Trying to avoid disaster

August 18, 1996|By James R. Barth and Robert E. Litan

Last year, Congress saw little immediacy in addressing the Section 8 problem.

Because the high-cost Section 8 contracts expiring in 1996 covered fewer than 1,000 units, it was easy to ignore the problem for another year. Actually, Congress didn't totally pass the buck: It renewed the high-cost subsidies only for one year, while it gave HUD authority to "demonstrate" the benefits of restructuring the program on 15,000 units. But this demonstration expires at the end of September 1997, and thus leaves more than 700,000 units awaiting action - 236,000 expiring in 1997.

This year, rather than butt a congressional wall, HUD and the Clinton administration have tried to persuade Congress to adopt a scaled-back approach. The new approach was crafted to avoid some of the objections made by tenants and property owners. It differs from the original proposal in the following respects:

* The new proposal would reduce excessively generous rents to market levels and, in many instances, make future subsidies portable - thereby giving tenants more choice. Meanwhile, HUD would gain negotiating authority with respect to the mortgages on the oversubsidized properties (where rents exceed market levels). This would save the government money on subsidy payments. But it also leaves in place the disincentives for investment in older properties, which will make up the bulk of the Section 8 contract expirations over the next three years.

* The new proposal would give state and local governments a say in the decision whether, and at what pace, assistance now tied to individual properties should be converted to portable vouchers. Involving lower levels of government and other

stakeholders in the system in the decision about the form of future assistance is designed to meet objections to vouchers from both tenant groups and owners. In some cases, for example, a community might decide that continuing project-based subsidies are necessary to ensure a neighborhood's stability.

* The new proposal recognizes the tax difficulties that renegotiation of the mortgages creates for property owners, but does not explicitly outline how to deal with them. Instead, the administration has thus far expressed only a "willingness" to discuss with Congress ways to take account of this problem. The most likely solution would defer recognition of any capital gains from mortgage write-downs until the properties are sold to another party, provided that the FHA insurance is extinguished and the rental subsidies are restructured. One unresolved issue, however, is whether any tax benefits would be conditioned on owners making new investments in their properties, or whether benefits would be granted only with the FHA insurance and subsidy conditions. If HUD is given authority to renegotiate the mortgages on the older units, many of which are desperately in need of repair, then some element of "new investment" conditionality becomes more relevant and, in our view, makes sense.

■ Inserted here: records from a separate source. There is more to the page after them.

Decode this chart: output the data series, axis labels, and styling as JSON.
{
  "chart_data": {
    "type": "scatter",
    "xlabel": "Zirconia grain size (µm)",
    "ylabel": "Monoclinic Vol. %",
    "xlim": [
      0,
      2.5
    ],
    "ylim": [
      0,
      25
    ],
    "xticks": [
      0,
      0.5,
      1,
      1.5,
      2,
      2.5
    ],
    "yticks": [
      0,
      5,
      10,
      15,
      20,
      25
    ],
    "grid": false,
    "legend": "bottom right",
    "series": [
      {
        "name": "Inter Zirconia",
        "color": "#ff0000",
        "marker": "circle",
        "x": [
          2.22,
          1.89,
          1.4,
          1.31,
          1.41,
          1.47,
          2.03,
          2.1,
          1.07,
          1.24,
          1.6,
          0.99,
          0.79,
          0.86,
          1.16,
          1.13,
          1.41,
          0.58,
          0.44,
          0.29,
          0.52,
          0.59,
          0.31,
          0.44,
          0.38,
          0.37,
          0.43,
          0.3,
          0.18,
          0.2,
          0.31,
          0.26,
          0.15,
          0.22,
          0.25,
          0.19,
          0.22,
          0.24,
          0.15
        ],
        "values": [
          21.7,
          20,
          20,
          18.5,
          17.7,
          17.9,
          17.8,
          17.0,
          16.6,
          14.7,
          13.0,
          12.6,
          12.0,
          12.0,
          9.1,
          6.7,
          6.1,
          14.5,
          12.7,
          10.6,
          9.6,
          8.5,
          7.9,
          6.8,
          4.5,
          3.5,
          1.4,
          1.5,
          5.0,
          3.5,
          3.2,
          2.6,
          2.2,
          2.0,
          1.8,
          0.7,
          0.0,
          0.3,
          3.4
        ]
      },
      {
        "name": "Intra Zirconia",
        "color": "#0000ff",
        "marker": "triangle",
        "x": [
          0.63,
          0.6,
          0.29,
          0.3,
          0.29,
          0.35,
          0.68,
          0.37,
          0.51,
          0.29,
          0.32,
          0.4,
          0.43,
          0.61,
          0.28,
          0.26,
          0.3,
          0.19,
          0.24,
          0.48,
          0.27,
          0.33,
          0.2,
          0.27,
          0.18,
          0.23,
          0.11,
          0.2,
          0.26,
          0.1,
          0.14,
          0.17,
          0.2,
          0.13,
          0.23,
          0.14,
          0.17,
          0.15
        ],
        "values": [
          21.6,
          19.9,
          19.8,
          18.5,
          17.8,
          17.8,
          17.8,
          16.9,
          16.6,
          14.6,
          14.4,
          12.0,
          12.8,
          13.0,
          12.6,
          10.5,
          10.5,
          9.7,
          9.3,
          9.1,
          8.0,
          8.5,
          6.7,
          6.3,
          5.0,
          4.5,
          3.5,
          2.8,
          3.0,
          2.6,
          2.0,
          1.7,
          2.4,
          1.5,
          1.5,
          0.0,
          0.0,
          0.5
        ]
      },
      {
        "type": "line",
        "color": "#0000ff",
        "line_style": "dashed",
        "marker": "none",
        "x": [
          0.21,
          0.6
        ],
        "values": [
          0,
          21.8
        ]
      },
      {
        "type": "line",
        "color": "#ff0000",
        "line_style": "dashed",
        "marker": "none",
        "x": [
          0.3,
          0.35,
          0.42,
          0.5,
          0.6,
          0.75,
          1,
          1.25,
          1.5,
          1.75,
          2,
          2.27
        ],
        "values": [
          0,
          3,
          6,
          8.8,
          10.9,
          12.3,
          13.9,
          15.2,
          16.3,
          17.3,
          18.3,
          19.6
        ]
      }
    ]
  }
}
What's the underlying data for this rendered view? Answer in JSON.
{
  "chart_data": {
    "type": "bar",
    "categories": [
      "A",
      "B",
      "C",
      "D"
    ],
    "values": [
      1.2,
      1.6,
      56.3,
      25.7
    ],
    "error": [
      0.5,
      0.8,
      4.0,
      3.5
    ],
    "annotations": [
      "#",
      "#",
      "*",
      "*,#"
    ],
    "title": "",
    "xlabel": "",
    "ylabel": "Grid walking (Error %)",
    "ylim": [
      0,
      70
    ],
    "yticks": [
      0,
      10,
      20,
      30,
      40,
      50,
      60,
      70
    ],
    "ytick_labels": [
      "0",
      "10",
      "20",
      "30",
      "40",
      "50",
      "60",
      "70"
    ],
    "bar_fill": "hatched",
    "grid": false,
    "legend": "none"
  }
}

* Whereas under the original proposal, FHA would no longer have guaranteed the restructured mortgages, the new proposal would permit property owners to apply for FHA insurance on their newly restructured loans, which could be properly underwritten based on the new conditions and scored as a subsidy under current "credit subsidy" budget accounting rules.

* HUD would transfer its guarantee liabilities on a designated portion of the FHA-insured mortgages to competitively selected third parties (at competitive prices). A wide variety of entities, alone or acting together as teams, would be eligible to participate: local and state governments (including state housing finance agencies), nonprofit organizations, private asset managers and any number of potential capital partners. These entities would then negotiate with lenders and owners to restructure the mortgages, or sell them, depending on the circumstances. All Section 8 contract obligations and rights would be honored, including the protection of tenants.

Using a trust structure, HUD and the third parties would share in the proceeds to the extent that the third parties can do better than the government's liabilities. In this way, HUD would ensure that the third parties would not be given windfalls; meanwhile, HUD's share of the proceeds would be used to help rehabilitate dilapidated properties. Third parties would be required to pledge capital to participate.